In summary, 2006 could be said to be the year when I started to go beyond my usual haunts a lot. England's Peak District did see me sporadically, as did Yorkshire and North Wales. Cumbria's Lake District has attracted my attention a lot over the years, yet only saw me flying by on the railway line during last year. Scotland has seen a lot more of me than in previous years, so 2006 could be labelled the Year of Scotland for me, in walking terms at least. Southern Scotland and Northumberland have seen me more than before, Northumberland hosting my boots for the first time. Continuing the southern theme, new areas of the south of Wales experienced my attentions for the first time. It has been an interesting year.
What will 2007 bring? We have to await the answer to that one. Meanwhile, all the best for the coming year and happy walking.
Last Saturday, I took myself off to Harlech in Wales for a few hours of walking. Getting there and back was a rail-only affair with a change in Wolverhampton. The arrangements for the onward journey take a small bit of explaining: two car DMU from Wolverhampton (it starts out from Birmingham) to Shrewsbury, joined to another two car DMU at Shrewsbury, train splits at Machynlleth with one portion proceeding to Aberystwyth and the other continuing up the coast to places such as Barmouth, Harlech, Porthmadog and Pwllheli. It sounds complicated but it works well in practice; just make sure that you are in the right part of the train. The same sort of thing happened on the way back. In fact, the same sort of operation, again necessitated by a single track railway line, will be familiar to anyone has travelled on the West Highland railway in Scotland.
Apart from what I suspect was a miscommunication between the central control room and a helpful lady train conductor, which nearly led to my onward journey from Shrewsbury being delayed, everything went smoothly. Harlech is set on a steep hillside, around its famous castle built by King Edward I and dating from 1283. The site for the castle was an excellent choice: views up and down the coast and set on a steep hillside to slow the approach of any prospective attackers (if they got up the steep western approach, and it appears that water ran up to its foot in former times, they'd have to contend with the substantial fortifications).

There is more to Harlech than the castle, though.
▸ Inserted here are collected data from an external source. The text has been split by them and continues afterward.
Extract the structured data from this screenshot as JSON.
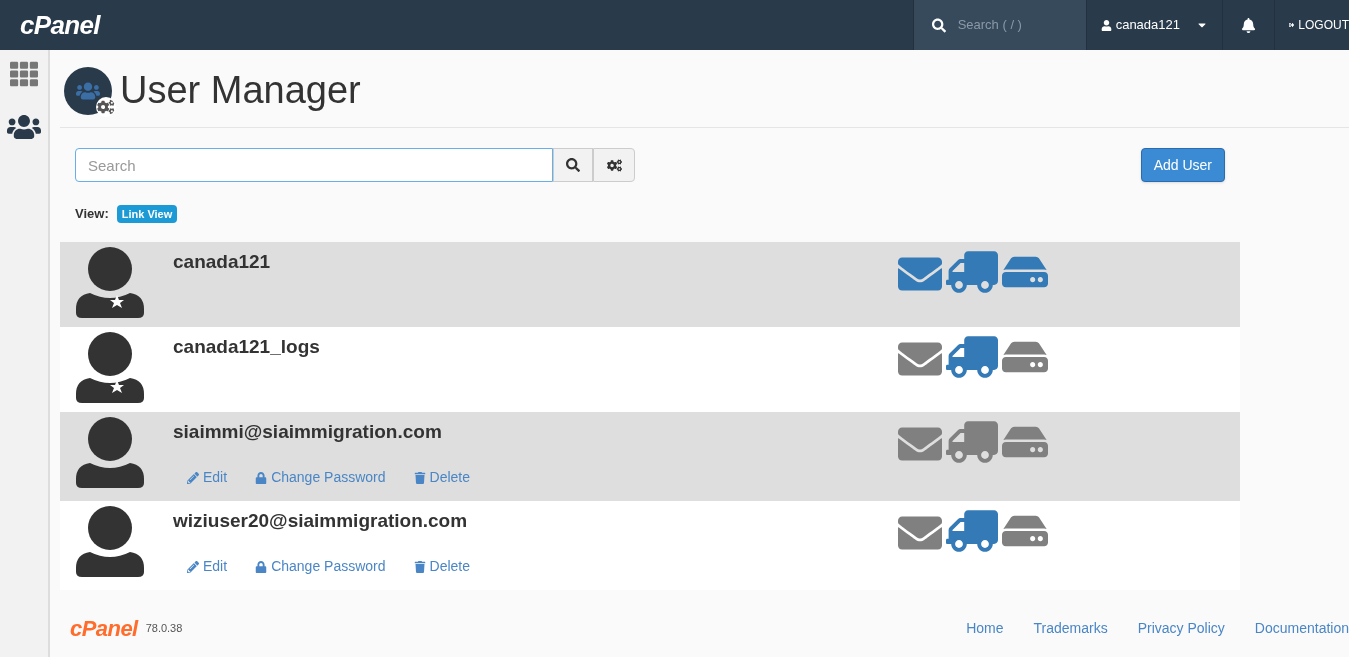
{
  "header": {
    "logo": "cPanel",
    "search_placeholder": "Search ( / )",
    "user": "canada121",
    "logout": "LOGOUT"
  },
  "page": {
    "title": "User Manager",
    "search_placeholder": "Search",
    "add_button": "Add User",
    "view_label": "View:",
    "view_badge": "Link View"
  },
  "users": [
    {
      "name": "canada121",
      "system_user": true,
      "email": true,
      "ftp": true,
      "webdisk": true
    },
    {
      "name": "canada121_logs",
      "system_user": true,
      "email": false,
      "ftp": true,
      "webdisk": false
    },
    {
      "name": "siaimmi@siaimmigration.com",
      "system_user": false,
      "email": false,
      "ftp": false,
      "webdisk": false,
      "actions": [
        {
          "kind": "edit",
          "label": "Edit"
        },
        {
          "kind": "password",
          "label": "Change Password"
        },
        {
          "kind": "delete",
          "label": "Delete"
        }
      ]
    },
    {
      "name": "wiziuser20@siaimmigration.com",
      "system_user": false,
      "email": false,
      "ftp": true,
      "webdisk": false,
      "actions": [
        {
          "kind": "edit",
          "label": "Edit"
        },
        {
          "kind": "password",
          "label": "Change Password"
        },
        {
          "kind": "delete",
          "label": "Delete"
        }
      ]
    }
  ],
  "footer": {
    "logo": "cPanel",
    "version": "78.0.38",
    "links": [
      "Home",
      "Trademarks",
      "Privacy Policy",
      "Documentation"
    ]
  }
}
For instance, beyond the flats of Morfa Harlech lie beaches of some note and golfing facilities for those with that inclination. Views across Tremadog Bay toward the Lleyn peninsula and its hills, Yr Eifl included, are complemented by those across the Glaslyn estuary towards the Eifionydd and Moelwynion mountains; all making up a superb vista. Adding to all of these delights are the Rhinogs only a few miles east of Harlech itself. My walk, with its diversions intentional and otherwise, allowed me to sample the scenery of the area. Clag was inclined to accumulate on the higher tops, but there was plenty of sunshine to enliven the aspects. On my outward journey, the sight of banks of cloud abounding over the hills of mid-Wales had me thinking that I had come too far west and was going to be under cloud all day with sunshine in plentiful supply further east, a fear happily unrealised.

I have to admit that my walk allowed me only a brief reconnaissance of the area but it is more than worthy of further visits in the future. A weekend stay is definitely a proposition and I do hope to make a return.